Yen nears record peak against dollar

The yen neared a record peak against the dollar today, but analysts say expectations Japan will intervene to weaken the currency…

The yen neared a record peak against the dollar today, but analysts say expectations Japan will intervene to weaken the currency if it gets much stronger may provide a good opportunity to buy the greenback.

The yen has attracted steady buyers since last week's massive earthquake and tsunami hit Japan, with traders bracing for investors and insurers to sell their overseas assets to pay for repairs and claims at home.

The dollar fell to a four-month low of 80.45 yen, and BNP Paribas technical strategist Andrew Chaveriat said a break of the November low of 80.25 and then 80 could put the record low of 79.75 within reach, followed by a move to 77.05.

"The daily momentum is a bit oversold but not as much as in October," he said. "And the weekly momentum is more powerful than during the October decline and a lot less oversold."

Market participants, however, expect Japan to try to lean against such a move by selling yen in the open market and driving the dollar higher. A stronger yen would make Japanese products less competitive and put further pressure on the fragile economy, mired in a decades-long bout of deflation.

"If you get short yen around here before it hits 80 per dollar, that's a really good trade," said Greg Salvaggio, vice president of trading at Tempus Consulting in Washington.

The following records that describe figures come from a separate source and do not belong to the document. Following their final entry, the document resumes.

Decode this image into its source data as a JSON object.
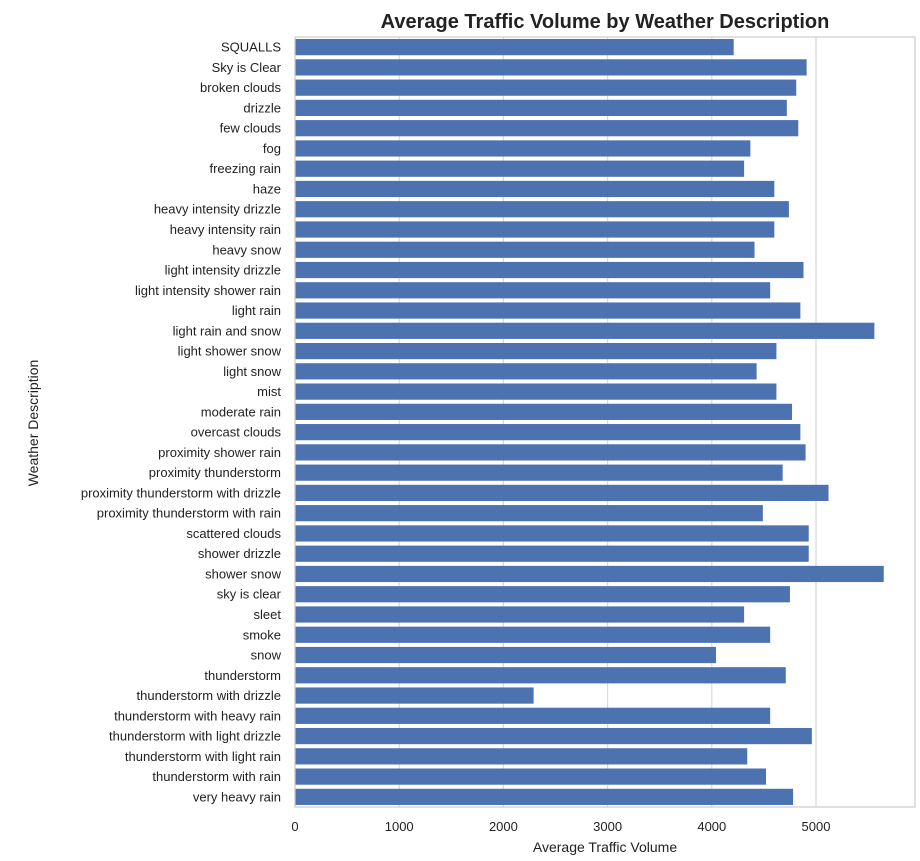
{
  "chart_data": {
    "type": "bar",
    "orientation": "horizontal",
    "title": "Average Traffic Volume by Weather Description",
    "xlabel": "Average Traffic Volume",
    "ylabel": "Weather Description",
    "xlim": [
      0,
      5950
    ],
    "xticks": [
      0,
      1000,
      2000,
      3000,
      4000,
      5000
    ],
    "grid": true,
    "bar_color": "#4c72b0",
    "categories": [
      "SQUALLS",
      "Sky is Clear",
      "broken clouds",
      "drizzle",
      "few clouds",
      "fog",
      "freezing rain",
      "haze",
      "heavy intensity drizzle",
      "heavy intensity rain",
      "heavy snow",
      "light intensity drizzle",
      "light intensity shower rain",
      "light rain",
      "light rain and snow",
      "light shower snow",
      "light snow",
      "mist",
      "moderate rain",
      "overcast clouds",
      "proximity shower rain",
      "proximity thunderstorm",
      "proximity thunderstorm with drizzle",
      "proximity thunderstorm with rain",
      "scattered clouds",
      "shower drizzle",
      "shower snow",
      "sky is clear",
      "sleet",
      "smoke",
      "snow",
      "thunderstorm",
      "thunderstorm with drizzle",
      "thunderstorm with heavy rain",
      "thunderstorm with light drizzle",
      "thunderstorm with light rain",
      "thunderstorm with rain",
      "very heavy rain"
    ],
    "values": [
      4210,
      4910,
      4810,
      4720,
      4830,
      4370,
      4310,
      4600,
      4740,
      4600,
      4410,
      4880,
      4560,
      4850,
      5560,
      4620,
      4430,
      4620,
      4770,
      4850,
      4900,
      4680,
      5120,
      4490,
      4930,
      4930,
      5650,
      4750,
      4310,
      4560,
      4040,
      4710,
      2290,
      4560,
      4960,
      4340,
      4520,
      4780
    ]
  }
}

He said Japanese authorities are likely to intervene if the currency breaks below 80 and will probably have the blessing of other central banks, given the circumstances.

"Excellent levels to buy the dollar against the yen are imminent," said Ken Dickson, investment director of currencies at Standard Life Investments. "These levels are attractive as we are not convinced repatriation will strengthen the yen further."

Unease about the earthquake's impact on world growth and unrest in the Middle East also boosted the Swiss franc, a traditional safe haven currency, which hit a record high against the US dollar and was firmer against the euro.

Paresh Upadhyaya, head of Americas G10 FX strategy at BofA Merrill Lynch, said the dollar may yet lurch lower against the yen as the market tests stop-loss orders said to be layered below 80.

But he said a disorderly move would almost certainly bring in Japanese authorities and present "really good levels to get long dollar for move back to around 90 yen by year end."

He said the damage to Japan's economy and increased need for oil imports following problems at several nuclear reactors will chip away at Japan's trade and current account surplus, two factors that have contributed to yen strength in 2010.

Also, expectations that the Federal Reserve will start to signal a move toward tighter monetary policy later this year will shift make dollar assets more attractive, he said.
Yesterday, the Fed said higher commodity prices were putting upward pressure on inflation, though it called those pressures transitory and did not change its economic outlook.

Against the dollar, the euro slipped 0.4 per cent to $1.3945 after failing to break above a recent four-month high of $1.4036. Traders said sell orders were clustered above $1.40.

European Central Bank governing council member Christian Noyer today said the central bank will weigh the impact of Japan's crisis on policy decisions, clouding speculation the ECB will raise interest rates next month.

The head of the euro zone debt rescue fund also said it was impossible to say if Greece will have to restructure its debts, which, along with a Moody's downgrade of Portugal's sovereign rating kept investors negative on the euro.